今年ももう少しで終わろうとしている。
普通の味噌屋では冬場に繁忙期が来て夏場は暇になるのが普通だが、うちでは少し違う。
当店は天然菌を中心に考えて、生活や仕事を動かしている。天然菌が採取出来始めるのは初夏の5月終わりから9月中旬にかけて。今年の夏場は気温が低く、朝は冷え込むので今年の採取もそろそろ終わりかなと思っている。
夏場に菌を採取して、それを一年かけて味噌や糀に変えていく。そのサイクルは夏に始まり夏に終わる。なので、夏の終わりは僕にとっては年の終わりのように感じる。
去年は菌が全然足りなかった。

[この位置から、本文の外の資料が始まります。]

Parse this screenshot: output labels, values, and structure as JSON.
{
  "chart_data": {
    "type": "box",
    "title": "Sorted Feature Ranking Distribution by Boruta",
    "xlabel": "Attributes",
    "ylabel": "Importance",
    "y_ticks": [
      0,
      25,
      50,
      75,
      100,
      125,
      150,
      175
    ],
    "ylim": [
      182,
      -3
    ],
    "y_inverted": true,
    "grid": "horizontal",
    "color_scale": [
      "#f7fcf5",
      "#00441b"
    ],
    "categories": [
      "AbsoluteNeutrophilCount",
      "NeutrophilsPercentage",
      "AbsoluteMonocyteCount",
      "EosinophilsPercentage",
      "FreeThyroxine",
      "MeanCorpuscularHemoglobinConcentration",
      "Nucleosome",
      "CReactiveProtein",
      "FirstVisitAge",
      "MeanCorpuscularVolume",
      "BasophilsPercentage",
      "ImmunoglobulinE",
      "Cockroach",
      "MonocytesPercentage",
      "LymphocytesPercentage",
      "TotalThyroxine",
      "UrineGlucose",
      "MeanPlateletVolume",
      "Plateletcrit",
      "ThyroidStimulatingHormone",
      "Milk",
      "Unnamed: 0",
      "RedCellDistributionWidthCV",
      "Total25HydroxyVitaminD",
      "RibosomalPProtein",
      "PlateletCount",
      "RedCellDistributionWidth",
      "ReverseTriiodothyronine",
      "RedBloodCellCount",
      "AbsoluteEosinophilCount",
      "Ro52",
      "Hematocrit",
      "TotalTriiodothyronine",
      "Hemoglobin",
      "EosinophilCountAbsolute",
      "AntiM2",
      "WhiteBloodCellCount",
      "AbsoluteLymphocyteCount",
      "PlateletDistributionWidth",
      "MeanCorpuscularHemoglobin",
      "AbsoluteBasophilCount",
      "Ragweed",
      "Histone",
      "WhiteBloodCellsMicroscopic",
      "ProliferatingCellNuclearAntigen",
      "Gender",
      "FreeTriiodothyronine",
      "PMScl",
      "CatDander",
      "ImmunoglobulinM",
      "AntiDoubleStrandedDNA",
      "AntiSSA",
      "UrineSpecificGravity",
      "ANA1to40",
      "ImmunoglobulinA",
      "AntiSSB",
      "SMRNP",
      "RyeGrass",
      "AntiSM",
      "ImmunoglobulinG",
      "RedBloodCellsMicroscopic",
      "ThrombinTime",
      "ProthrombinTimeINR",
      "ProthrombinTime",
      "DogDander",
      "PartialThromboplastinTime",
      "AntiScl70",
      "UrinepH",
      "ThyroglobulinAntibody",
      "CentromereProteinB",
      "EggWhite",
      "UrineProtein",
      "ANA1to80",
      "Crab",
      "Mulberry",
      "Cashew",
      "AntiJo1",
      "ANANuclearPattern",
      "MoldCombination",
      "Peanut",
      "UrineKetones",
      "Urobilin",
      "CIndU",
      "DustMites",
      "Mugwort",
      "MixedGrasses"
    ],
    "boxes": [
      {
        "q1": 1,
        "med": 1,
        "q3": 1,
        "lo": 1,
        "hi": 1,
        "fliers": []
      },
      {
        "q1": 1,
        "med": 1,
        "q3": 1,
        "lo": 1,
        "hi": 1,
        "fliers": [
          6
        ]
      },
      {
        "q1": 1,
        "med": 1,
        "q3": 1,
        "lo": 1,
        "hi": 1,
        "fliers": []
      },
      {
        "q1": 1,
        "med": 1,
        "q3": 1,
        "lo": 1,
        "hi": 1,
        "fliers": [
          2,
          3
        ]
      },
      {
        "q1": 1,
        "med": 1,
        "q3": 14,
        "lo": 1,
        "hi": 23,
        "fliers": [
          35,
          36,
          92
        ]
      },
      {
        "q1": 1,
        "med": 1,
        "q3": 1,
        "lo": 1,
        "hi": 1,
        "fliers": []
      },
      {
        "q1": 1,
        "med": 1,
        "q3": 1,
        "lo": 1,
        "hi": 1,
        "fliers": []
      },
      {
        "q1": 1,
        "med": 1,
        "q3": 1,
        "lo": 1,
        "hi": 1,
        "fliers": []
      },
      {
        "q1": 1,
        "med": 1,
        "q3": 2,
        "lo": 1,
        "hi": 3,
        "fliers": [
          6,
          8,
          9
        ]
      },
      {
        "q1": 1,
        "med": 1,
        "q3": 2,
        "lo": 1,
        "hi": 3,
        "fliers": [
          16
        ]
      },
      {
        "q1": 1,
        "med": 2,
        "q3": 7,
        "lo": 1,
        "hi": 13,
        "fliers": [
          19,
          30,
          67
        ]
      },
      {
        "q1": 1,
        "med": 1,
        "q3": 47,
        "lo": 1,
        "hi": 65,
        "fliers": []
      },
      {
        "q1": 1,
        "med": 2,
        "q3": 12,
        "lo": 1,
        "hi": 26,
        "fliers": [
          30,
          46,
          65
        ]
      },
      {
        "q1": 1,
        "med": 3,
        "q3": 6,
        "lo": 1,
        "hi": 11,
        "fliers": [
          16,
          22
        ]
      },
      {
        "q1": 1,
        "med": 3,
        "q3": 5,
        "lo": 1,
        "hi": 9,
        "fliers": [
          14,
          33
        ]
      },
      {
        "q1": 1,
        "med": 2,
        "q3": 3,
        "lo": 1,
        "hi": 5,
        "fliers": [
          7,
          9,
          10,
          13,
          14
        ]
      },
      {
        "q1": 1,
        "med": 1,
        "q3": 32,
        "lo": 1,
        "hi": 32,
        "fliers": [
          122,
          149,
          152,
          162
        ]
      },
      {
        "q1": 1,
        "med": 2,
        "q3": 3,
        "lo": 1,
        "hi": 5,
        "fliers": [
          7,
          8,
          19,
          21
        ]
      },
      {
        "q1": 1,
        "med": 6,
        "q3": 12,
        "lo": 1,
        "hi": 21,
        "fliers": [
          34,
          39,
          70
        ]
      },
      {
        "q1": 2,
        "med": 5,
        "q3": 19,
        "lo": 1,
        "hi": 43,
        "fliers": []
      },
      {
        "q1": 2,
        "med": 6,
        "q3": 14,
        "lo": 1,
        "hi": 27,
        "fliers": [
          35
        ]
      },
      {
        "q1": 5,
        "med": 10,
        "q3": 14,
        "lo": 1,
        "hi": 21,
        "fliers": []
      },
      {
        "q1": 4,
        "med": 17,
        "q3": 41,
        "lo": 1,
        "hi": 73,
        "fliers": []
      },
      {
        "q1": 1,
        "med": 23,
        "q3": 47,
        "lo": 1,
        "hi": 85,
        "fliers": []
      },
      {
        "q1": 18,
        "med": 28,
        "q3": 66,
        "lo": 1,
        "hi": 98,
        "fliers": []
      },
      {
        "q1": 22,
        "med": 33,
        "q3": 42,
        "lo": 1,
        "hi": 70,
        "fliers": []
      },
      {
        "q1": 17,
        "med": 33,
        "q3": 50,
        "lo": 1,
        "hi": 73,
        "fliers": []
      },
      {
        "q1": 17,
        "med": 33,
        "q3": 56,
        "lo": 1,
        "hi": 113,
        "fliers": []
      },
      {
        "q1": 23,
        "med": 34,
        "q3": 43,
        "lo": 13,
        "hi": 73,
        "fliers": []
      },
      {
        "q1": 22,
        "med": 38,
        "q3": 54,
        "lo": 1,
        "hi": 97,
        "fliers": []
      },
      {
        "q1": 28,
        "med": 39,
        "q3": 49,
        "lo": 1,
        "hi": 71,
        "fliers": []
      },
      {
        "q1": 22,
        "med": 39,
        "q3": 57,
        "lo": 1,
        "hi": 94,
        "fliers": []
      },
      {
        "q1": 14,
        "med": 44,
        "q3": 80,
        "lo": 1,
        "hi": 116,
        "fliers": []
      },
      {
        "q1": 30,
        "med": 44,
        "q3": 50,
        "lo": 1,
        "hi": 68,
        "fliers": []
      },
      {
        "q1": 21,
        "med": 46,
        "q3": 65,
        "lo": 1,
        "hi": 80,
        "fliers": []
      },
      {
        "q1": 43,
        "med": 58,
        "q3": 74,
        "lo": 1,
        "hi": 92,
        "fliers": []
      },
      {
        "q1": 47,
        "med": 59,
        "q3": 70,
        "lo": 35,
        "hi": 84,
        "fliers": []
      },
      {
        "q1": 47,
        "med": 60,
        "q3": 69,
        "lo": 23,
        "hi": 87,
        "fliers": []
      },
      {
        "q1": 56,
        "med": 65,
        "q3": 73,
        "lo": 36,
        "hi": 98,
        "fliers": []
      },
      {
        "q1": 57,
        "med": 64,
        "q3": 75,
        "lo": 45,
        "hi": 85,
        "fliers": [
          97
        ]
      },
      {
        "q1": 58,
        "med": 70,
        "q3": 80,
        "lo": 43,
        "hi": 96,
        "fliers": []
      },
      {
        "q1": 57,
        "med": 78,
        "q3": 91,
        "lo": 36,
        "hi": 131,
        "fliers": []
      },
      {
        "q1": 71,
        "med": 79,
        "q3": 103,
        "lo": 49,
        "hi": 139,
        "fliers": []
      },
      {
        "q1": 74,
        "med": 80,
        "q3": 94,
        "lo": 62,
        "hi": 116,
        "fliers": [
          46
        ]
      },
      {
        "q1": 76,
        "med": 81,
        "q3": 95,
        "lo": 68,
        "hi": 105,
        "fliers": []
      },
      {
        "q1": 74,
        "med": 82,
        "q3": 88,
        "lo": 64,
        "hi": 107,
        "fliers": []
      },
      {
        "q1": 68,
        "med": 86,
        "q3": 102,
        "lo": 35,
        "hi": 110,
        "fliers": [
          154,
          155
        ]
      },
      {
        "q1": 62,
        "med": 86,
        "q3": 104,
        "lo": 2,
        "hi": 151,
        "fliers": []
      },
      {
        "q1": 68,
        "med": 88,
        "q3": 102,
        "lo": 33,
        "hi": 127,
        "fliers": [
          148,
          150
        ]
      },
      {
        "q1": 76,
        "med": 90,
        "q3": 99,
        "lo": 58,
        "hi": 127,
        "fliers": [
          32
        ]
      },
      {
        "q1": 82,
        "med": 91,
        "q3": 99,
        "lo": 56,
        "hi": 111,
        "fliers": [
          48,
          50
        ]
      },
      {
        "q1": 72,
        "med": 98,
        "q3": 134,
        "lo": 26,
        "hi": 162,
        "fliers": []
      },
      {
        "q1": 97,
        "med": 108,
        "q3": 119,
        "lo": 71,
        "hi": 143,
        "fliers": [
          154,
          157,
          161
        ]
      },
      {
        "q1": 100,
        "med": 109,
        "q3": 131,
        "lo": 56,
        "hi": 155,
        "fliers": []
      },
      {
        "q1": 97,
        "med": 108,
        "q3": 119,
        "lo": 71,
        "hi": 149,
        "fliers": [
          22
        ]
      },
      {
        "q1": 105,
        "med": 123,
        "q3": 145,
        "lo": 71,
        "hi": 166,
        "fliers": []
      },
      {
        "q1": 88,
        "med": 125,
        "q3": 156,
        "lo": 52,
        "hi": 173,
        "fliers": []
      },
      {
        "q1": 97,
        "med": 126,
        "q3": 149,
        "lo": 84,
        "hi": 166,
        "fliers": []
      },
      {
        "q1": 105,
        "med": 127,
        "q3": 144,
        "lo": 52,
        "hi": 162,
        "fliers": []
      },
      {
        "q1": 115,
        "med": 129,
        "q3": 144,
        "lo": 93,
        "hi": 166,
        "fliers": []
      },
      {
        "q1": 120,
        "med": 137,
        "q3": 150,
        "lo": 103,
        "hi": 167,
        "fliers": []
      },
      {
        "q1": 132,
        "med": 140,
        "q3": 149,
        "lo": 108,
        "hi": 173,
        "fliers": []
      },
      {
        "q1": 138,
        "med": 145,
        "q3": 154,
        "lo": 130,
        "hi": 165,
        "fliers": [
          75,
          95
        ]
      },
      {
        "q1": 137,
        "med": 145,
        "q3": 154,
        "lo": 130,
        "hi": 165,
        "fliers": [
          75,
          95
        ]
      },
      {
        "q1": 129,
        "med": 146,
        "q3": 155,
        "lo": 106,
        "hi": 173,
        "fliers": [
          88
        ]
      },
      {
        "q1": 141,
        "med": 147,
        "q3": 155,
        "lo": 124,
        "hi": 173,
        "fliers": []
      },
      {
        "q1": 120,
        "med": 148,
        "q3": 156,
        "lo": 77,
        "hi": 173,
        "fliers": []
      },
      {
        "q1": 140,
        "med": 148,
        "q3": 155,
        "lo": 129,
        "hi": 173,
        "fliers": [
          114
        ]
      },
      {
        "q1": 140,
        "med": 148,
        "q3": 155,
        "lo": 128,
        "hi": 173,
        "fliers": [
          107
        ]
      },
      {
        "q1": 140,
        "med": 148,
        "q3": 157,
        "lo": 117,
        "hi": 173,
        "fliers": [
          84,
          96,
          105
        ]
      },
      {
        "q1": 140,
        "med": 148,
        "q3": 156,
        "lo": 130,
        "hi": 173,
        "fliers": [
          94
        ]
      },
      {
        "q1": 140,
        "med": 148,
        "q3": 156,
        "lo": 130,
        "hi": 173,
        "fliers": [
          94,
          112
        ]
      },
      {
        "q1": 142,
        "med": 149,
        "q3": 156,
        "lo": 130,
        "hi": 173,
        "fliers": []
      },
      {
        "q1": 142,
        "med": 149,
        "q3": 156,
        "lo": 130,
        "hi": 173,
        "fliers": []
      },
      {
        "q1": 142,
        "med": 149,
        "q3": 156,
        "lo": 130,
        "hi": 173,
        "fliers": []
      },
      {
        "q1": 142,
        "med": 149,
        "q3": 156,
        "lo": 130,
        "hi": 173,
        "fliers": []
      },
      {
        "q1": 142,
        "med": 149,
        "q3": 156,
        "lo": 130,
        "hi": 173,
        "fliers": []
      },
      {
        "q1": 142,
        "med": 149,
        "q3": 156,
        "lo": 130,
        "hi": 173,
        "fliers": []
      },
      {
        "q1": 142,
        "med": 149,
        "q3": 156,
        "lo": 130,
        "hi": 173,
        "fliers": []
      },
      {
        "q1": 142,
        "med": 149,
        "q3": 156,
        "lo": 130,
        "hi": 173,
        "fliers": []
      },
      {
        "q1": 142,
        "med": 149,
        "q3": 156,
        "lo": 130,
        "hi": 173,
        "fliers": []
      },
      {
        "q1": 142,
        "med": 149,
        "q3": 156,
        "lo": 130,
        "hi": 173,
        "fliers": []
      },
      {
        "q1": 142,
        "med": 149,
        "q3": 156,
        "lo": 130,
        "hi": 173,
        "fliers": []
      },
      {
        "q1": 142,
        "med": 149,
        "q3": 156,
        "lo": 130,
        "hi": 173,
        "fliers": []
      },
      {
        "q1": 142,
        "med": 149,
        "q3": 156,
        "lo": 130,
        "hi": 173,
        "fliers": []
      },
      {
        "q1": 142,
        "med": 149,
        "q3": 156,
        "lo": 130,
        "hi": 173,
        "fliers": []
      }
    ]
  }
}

本当はもっと造りたかった味噌や糀もあった。もっと菌たちと戯れたかった。
でも満足に採取出来なかったおかげで菌のことをこれでもかと言うくらい考えた。見えない菌に問いかけた。どうすれば現れてくれるのか、どうすれば良い糀に仕上がってくれるのか、考えてみた。その上で、菌が降りてきやすい環境や気持ちの持ち方であったり、今までにない採取の仕方にも取り組んだ。
今年の夏も苦労した。
僕が菌を採取しようして、焦れば焦る程菌が降りて来なかった。降りてくるのは雑菌ばかり。今までは麹菌の優位性が勝っていたのに、それらの雑菌に負けてしまっていた。また降りてきても満足行く糀にならなかった。どんどん泥沼にはまる感覚で気持ちに余裕が無くなっていた。その気持ちの表れが菌にも伝わっていたのかもしれない。去年の夏から今年の夏にかけては、糀もお味噌も失敗が多かった。その為、ご迷惑をおかけした方々、本当にすみませんでした。お味噌に関しては結構な量を台無しにしてしまった。これは菌のせいではなく、僕が菌の気持ちを察することが出来なく、今までの成功例に甘えていたことが原因だった。過去の事例でうまくいった過程を再現しても、必ずしも成功するとは限らない。また製造過程で失敗したと思っていても期待を裏切るような出来の良い味に仕上がることもある。このことはお味噌を通して実感できた。
自分の中で納得の行く糀が出来て味噌に仕込んだものが、思いの外合格点には遠い味になっていることに菌の面白さを感じたと同時に技術の低さも痛感した。
人の思う成功と失敗は本当に紙一重なのかもしれない。
夏も終わりかけた今になって、ようやく、ほんの少し菌のことがまたわかった気がした。それをきっかけに菌たちは僕の回りにどんどん集まってきてくれた。僕はもっと菌と仲良くなりたい。そして秋から春にかけて菌が気持ち良く醸せるようなお味噌を仕込みたいと思う。
※報告
この夏に一つの味噌と冊子が仕上がった。
『ぼくたちは夏に味噌をつくる』
岡山・蒜山の農家 禾/kokumono のこんちゃんと神奈川・真鶴出版のしゅんさんたちと作った。
始めての自然栽培玄米×天然菌のお味噌で成功するか不安だったが、想像していた以上に美味しいお味噌に仕上がった。こんちゃんの人柄のおかげでストレスを感じることもなく、僕のやりたいように味噌造りに専念させてもらった。このお味噌を食べた時に言葉には表現出来ない手応えのようなものを感じた。より味噌が好きになった。この機会を作ってくれたこんちゃんを始め、関わってくれた多くの方や菌たちに感謝したいと思う。